7 Auch auf die spezielleren Ausführungen des Oberverwaltungsgerichts zur Bestellung des Vorsitzenden der Einigungsstelle geht die Beschwerde nicht ein. Davon ausgehend, dass zwar die Besetzung der Einigungsstelle mit einem unabhängigen Vorsitzenden, nicht aber die Bestellung ihrer Mitglieder, namentlich auch des Vorsitzenden, zum durch § 104 Satz 2 BPersVG a. F. erfassten Kernbestand der Mitbestimmung zähle, hat das Oberverwaltungsgericht (BA S. 9) angenommen, dass dieser Vorschrift durch ein Verfahren zur Gewinnung des Vorsitzenden Genüge getan werde, das dessen Unabhängigkeit und Überparteilichkeit in personalvertretungsrechtlichen Angelegenheiten gewährleiste. Außerdem ("Im Übrigen") sei die Institution des (einen) Vorsitzenden und der Modus seiner Bestellung verbliebener Ausdruck der rahmenrechtlich nicht zu beanstandenden Grundentscheidung des Landesgesetzgebers, eine einzige und ständige Einigungsstelle für Personalvertretungssachen einzurichten. Hierzu verhält sich die Beschwerde nicht ansatzweise.

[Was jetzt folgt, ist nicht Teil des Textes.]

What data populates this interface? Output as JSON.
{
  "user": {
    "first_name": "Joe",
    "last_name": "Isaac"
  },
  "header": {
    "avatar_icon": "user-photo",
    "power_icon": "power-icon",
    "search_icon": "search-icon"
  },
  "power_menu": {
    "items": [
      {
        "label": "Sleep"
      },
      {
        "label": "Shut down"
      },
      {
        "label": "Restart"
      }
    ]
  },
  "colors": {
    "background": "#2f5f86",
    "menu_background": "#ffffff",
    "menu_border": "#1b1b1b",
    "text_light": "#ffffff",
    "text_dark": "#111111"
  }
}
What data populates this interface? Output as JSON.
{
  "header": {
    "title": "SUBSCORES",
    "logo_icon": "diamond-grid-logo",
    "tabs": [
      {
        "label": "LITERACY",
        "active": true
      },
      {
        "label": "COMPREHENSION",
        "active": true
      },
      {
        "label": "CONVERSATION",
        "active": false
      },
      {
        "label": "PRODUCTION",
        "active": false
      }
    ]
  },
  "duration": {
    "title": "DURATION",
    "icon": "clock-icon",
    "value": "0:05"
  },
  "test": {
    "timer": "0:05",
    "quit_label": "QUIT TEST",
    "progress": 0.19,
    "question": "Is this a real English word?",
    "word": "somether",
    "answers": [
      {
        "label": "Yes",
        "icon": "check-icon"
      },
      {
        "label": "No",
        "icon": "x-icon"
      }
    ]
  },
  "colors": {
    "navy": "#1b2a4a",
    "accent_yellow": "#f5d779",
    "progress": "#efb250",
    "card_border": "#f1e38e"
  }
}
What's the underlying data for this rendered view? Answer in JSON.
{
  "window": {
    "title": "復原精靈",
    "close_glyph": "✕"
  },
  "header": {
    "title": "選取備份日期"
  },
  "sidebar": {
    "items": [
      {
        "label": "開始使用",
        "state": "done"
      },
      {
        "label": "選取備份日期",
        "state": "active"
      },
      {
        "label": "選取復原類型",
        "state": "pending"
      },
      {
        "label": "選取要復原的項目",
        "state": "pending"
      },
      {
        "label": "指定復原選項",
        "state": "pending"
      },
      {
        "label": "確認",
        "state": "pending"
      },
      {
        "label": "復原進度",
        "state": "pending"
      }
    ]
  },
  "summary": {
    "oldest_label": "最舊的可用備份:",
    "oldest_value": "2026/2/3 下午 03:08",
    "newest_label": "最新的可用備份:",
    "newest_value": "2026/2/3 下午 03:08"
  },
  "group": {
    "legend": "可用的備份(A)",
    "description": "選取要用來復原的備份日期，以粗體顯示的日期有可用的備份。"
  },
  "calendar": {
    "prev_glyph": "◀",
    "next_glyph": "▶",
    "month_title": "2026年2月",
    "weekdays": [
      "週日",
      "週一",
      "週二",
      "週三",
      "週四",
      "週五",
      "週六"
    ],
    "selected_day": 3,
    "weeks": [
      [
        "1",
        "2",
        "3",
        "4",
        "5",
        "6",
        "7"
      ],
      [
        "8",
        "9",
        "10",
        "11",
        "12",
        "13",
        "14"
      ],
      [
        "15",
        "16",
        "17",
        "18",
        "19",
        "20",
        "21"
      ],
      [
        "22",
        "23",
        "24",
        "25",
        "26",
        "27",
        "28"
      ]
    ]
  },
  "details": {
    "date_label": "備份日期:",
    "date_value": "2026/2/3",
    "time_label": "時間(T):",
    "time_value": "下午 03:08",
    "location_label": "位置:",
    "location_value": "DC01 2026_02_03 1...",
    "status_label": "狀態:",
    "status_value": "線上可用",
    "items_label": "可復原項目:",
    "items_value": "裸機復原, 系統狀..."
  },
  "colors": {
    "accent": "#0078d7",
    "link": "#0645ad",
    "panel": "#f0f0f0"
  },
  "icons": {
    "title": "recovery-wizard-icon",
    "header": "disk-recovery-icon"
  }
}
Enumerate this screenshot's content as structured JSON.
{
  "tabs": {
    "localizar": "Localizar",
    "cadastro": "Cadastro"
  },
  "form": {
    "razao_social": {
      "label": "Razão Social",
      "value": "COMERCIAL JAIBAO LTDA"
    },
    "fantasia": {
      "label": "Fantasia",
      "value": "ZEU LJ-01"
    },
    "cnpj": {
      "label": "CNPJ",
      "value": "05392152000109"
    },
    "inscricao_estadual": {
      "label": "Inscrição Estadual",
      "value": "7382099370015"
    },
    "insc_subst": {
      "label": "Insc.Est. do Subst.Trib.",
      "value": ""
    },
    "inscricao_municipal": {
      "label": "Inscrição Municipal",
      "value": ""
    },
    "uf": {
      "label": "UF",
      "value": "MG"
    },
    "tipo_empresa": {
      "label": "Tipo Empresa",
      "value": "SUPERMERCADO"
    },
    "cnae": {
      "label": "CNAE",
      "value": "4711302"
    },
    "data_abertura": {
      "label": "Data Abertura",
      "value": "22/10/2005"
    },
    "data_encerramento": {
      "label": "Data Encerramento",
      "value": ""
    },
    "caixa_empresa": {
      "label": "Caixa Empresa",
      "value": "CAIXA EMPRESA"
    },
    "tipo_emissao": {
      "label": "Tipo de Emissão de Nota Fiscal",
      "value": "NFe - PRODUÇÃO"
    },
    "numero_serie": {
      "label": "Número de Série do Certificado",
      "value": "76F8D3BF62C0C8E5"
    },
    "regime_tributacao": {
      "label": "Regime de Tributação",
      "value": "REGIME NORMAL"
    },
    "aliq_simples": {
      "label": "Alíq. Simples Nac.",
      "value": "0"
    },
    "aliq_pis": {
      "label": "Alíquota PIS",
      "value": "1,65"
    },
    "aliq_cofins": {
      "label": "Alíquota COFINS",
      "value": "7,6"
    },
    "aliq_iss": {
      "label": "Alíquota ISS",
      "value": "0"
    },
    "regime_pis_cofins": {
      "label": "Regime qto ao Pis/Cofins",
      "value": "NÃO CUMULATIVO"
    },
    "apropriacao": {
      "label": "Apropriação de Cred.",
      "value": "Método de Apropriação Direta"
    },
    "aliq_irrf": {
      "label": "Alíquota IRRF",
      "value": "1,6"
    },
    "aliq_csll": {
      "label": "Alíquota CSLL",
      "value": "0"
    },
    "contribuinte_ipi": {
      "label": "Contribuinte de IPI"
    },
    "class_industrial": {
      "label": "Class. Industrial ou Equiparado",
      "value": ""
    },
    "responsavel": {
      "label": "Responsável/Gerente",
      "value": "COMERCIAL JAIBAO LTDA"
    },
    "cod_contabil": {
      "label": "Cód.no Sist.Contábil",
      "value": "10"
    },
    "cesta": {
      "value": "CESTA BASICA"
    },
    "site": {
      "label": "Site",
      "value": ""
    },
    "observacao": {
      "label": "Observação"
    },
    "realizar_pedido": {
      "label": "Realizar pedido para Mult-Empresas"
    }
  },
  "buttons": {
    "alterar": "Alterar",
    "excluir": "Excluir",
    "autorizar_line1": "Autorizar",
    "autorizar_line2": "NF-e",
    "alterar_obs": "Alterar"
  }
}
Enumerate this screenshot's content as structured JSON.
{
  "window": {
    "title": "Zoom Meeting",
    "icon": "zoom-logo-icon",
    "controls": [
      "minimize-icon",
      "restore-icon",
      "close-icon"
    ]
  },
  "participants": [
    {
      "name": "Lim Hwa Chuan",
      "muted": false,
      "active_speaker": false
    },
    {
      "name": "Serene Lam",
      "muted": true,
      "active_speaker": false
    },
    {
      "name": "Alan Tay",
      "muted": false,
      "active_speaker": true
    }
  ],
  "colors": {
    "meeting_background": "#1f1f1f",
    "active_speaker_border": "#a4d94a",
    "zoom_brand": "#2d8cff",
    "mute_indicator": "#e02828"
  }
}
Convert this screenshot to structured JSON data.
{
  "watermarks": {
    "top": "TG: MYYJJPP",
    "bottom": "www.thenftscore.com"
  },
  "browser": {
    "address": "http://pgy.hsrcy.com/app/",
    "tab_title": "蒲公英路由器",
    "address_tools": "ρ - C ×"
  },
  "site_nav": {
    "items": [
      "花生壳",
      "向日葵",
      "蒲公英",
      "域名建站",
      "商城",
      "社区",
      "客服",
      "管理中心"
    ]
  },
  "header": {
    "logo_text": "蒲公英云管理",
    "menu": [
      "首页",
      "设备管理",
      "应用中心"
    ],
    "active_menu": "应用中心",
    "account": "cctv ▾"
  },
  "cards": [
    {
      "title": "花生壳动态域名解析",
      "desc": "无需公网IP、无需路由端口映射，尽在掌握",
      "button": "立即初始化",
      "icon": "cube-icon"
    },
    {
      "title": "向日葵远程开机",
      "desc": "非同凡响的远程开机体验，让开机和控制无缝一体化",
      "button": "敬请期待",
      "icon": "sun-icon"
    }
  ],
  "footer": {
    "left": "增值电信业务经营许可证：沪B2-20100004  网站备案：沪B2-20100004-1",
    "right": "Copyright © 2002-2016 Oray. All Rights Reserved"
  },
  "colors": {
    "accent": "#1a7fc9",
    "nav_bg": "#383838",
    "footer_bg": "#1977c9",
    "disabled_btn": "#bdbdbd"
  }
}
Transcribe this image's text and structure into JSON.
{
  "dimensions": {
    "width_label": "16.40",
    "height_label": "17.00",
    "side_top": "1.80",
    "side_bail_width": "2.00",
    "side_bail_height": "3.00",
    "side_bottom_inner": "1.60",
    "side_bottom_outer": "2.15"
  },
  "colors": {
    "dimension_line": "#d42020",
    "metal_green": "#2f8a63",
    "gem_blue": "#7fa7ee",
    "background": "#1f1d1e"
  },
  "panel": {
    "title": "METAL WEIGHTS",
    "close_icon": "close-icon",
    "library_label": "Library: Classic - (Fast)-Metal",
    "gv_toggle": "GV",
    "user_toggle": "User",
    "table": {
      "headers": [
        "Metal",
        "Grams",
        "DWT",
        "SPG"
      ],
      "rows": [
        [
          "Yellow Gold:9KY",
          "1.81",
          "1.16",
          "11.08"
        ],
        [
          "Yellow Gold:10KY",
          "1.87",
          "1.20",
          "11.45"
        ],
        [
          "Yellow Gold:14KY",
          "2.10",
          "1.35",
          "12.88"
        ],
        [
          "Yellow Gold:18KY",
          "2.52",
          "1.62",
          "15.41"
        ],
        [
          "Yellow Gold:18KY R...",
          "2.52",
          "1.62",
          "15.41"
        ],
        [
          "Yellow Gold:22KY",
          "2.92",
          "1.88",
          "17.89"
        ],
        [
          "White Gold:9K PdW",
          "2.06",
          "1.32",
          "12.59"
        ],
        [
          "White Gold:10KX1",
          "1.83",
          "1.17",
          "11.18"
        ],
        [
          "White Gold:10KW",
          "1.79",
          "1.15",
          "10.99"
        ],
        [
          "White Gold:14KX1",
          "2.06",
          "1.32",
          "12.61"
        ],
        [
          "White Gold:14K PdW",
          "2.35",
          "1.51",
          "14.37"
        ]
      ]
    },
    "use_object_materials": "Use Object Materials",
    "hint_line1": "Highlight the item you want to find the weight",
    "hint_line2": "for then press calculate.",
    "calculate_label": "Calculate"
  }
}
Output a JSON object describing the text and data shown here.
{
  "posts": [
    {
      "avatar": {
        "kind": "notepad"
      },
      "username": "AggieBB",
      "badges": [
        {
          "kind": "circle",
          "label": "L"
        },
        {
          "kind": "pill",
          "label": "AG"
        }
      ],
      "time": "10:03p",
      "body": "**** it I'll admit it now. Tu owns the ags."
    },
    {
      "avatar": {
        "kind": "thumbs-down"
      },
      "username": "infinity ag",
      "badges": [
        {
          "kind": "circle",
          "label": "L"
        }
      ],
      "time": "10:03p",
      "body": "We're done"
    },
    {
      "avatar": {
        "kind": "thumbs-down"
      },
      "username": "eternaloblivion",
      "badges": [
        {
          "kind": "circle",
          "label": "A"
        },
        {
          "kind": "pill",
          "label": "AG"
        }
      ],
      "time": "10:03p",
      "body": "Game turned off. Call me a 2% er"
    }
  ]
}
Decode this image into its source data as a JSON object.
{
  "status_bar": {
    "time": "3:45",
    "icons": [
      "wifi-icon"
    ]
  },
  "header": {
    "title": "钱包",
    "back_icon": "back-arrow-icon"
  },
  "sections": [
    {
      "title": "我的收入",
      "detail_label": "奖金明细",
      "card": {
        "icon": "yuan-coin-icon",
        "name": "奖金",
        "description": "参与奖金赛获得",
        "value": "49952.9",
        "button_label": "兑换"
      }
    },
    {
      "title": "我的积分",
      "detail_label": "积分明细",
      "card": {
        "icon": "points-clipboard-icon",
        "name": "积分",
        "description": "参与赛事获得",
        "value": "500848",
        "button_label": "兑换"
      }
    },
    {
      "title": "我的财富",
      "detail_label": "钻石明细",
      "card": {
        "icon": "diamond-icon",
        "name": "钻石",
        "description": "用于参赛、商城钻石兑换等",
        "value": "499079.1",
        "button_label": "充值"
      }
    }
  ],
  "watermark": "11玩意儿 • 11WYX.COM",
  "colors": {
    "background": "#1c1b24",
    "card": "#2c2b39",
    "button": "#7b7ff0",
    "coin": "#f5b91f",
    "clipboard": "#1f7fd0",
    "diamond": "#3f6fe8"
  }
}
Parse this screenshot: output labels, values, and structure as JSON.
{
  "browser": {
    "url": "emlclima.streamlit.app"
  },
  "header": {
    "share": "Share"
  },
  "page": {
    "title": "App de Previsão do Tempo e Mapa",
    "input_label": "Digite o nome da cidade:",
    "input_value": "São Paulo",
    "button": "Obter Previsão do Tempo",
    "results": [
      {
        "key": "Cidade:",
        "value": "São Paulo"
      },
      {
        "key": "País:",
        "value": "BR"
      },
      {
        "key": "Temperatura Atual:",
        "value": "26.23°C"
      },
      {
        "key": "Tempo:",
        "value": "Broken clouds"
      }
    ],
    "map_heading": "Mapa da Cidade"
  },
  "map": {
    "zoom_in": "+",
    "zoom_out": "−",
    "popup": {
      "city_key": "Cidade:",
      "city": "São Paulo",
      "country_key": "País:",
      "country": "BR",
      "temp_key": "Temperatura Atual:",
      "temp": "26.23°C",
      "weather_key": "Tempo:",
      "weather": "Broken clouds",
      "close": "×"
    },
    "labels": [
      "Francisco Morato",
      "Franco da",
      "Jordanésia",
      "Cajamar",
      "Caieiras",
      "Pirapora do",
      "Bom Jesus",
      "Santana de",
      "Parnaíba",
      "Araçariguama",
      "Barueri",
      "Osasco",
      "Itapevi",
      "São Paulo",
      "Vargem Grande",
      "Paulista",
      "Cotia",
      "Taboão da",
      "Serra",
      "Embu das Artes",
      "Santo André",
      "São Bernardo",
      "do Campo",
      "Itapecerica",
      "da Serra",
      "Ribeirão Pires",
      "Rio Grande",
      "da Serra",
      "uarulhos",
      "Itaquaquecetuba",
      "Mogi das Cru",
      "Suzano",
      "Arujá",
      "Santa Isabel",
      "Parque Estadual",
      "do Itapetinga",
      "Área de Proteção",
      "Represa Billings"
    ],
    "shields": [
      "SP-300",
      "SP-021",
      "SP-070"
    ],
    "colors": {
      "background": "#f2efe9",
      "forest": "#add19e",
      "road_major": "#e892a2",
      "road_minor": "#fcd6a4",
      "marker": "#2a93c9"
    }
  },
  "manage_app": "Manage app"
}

8 Schließlich zeigt die Beschwerde die grundsätzliche Bedeutung der aufgeworfenen Frage auch nicht auf, soweit sie die Verfassungswidrigkeit der Regelung des § 82 Abs. 2 PersVG BE im Hinblick auf die durch Art. 5 Abs. 3 GG gewährleistete universitäre Selbstverwaltung geltend macht. Dieser Aspekt wird von der Frage bereits nicht erfasst. Darüber hinaus erläutert die Beschwerde nicht, dass und weshalb in der hier vorliegenden Fallkonstellation von Initiativanträgen, die sich mit einer IT-bezogenen Zulage für alle Bereiche der Universität und dem Einbau einer brandschutztechnischen Hausalarmanlage in einem bestimmten Dienstgebäude befassen, Art. 5 Abs. 3 Satz 1 GG betroffen ist und der Antragsteller in dieser Konstellation eine etwaige Verletzung der Grundrechtsgewährleistung geltend machen kann. Vielmehr belässt sie es auch insoweit bei einer eher schlagwortartigen Behauptung (Beschwerdebegründung S. 10: "Auch ist ungeklärt, ob eine Bestellung des Vorsitzenden der Einigungsstelle und der Beisitzer der Einigungsstelle durch die SenFin nach Einigung mit dem HPR Land Berlin bei einer Universität unzulässig in die universitäre Selbstverwaltung nach Art. 5 Abs. 3 GG eingreift" und S. 12: "In den maßgeblichen Regelungen der Binnenstruktur der Universität darf die Letztentscheidung nicht der Universität entzogen werden."). Im Übrigen geht die Beschwerde selbst davon aus, dass der Universität das Letztentscheidungsrecht nicht in allen, sondern nur in den "maßgeblichen" Regelungen der Binnenstruktur nicht entzogen werden dürfe. Sie erläutert jedoch nicht, was unter den "maßgeblichen" Regelungen zu verstehen sein soll und zeigt insoweit auch die Entscheidungserheblichkeit der Frage nicht auf. Hierzu hätte die Beschwerde darlegen müssen, dass die den Anlass für dieses personalvertretungsrechtliche Beschlussverfahren bildenden Initiativanträge des Antragstellers zu derartigen maßgeblichen Regelungen zählen.